The denominator has \(N-1\) exponent terms of 2. The final exponent of 2  can be summed to \(S\) as follows:

\begin{align*}
S &= (N-1)1 \ + \ (N-2)2 \ + \ (N-3)4 \ + \ . \ . \ . \ \ + \ (2)2^{N-3} \ + \ (1))2^{N-2} \\
&= (N-1)2^0 \ + \ (N-2)2^1 \ + \ (N-3)2^2 \ + \ . \ . \ . \ \ + \ (N-(N-2))2^{N-3} \ + \ (N-(N-1))2^{N-2} \\
&=\left [ 2^0N + 2^1N +2^2N + \ … \ +2^{N-3}N + 2^{N-2}N\right ] – \left [ 1\cdot 2^0 + 2\cdot 2^1 + 3\cdot 2^2 + \ … \ + (N-1)2^{N-2} \right ] \\
&= \left [S_a \right ] \qquad – \qquad \left [S_b \right ]
\end{align*}

The first term \(S_a\) is a geometric series of \(N-1\) terms whose sum is:

\[
S_a = N(2^{N-1} – 1)
\]

The second term \(S_b\) is an arithmetico-geomteric sequence whose sum can be calculated as follows:

\begin{align*}
S_b &= 2S_b – S_b \\
&= (N-1)2^{N-1} – \left ( 2^0 + 2^1 +2^2 + \ … \ + 2^{N-2} \right ) \\
&= (N-1)2^{N-1} – (2^{N-1} – 1) \\
&= N2^{N-1} – 2^N + 1
\end{align*}

Our required S is then: 

\begin{align*}
S &= S_a – S_b \\
&= N(2^{N-1} – 1) – N2^{N-1} – 2^N + 1 \\
&= 2^N – N – 1
\end{align*}

Our final required function \(f(2^N) \) can now be written as:

\begin{align*}
f(2^N) &= \frac{(2^N – 1)!}{2^{(2^N – N – 1)}} \\
&= \frac{2^N(2^N – 1)!}{2^{(2^N – 1)}} \\
&= \mathbf{{\color{Red} {\frac{(2^N)!}{2^{(2^N – 1)}}}}}
\end{align*}

which is the required expression.

Notice that this expression is equivalent to: 

\[
\frac{(\textit{total no. of teams})!}{2^{\textit{total number of games}}}
\]

This is not a coincidence.
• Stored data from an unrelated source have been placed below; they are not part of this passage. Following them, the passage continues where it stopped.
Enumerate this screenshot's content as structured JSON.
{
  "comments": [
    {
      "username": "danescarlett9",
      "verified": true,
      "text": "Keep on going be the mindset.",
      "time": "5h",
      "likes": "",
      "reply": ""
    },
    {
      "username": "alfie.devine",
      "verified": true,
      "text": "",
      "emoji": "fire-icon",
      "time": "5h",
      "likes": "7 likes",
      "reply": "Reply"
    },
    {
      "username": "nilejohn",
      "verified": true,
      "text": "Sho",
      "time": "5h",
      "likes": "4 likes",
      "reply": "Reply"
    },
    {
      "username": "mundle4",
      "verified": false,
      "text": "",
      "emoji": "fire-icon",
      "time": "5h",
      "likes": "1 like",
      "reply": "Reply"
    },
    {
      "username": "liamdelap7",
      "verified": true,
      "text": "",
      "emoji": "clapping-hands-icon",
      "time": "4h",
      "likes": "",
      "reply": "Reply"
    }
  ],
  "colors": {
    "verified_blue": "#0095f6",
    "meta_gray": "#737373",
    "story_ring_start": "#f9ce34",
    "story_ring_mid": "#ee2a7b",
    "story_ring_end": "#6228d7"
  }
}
If you start with the total number of ranking permutations i.e. \( (2^N)!\),  and take any feasible match, say A vs B, before the game, there are an equal number of permutations with A ranked higher than B, as B higher than A. But the outcome of the game reduces the feasible ranking permutations by 2. This is true of every game, leading to the answer. This is a straightforward way to derive the final expression.

Applying this to the March Madness round of 64 with N = 6, the number of possible rankings is \( \approx 1.37 \ \times  \ 10^{70} \) which is in the realm of the total number of atoms in the observable universe!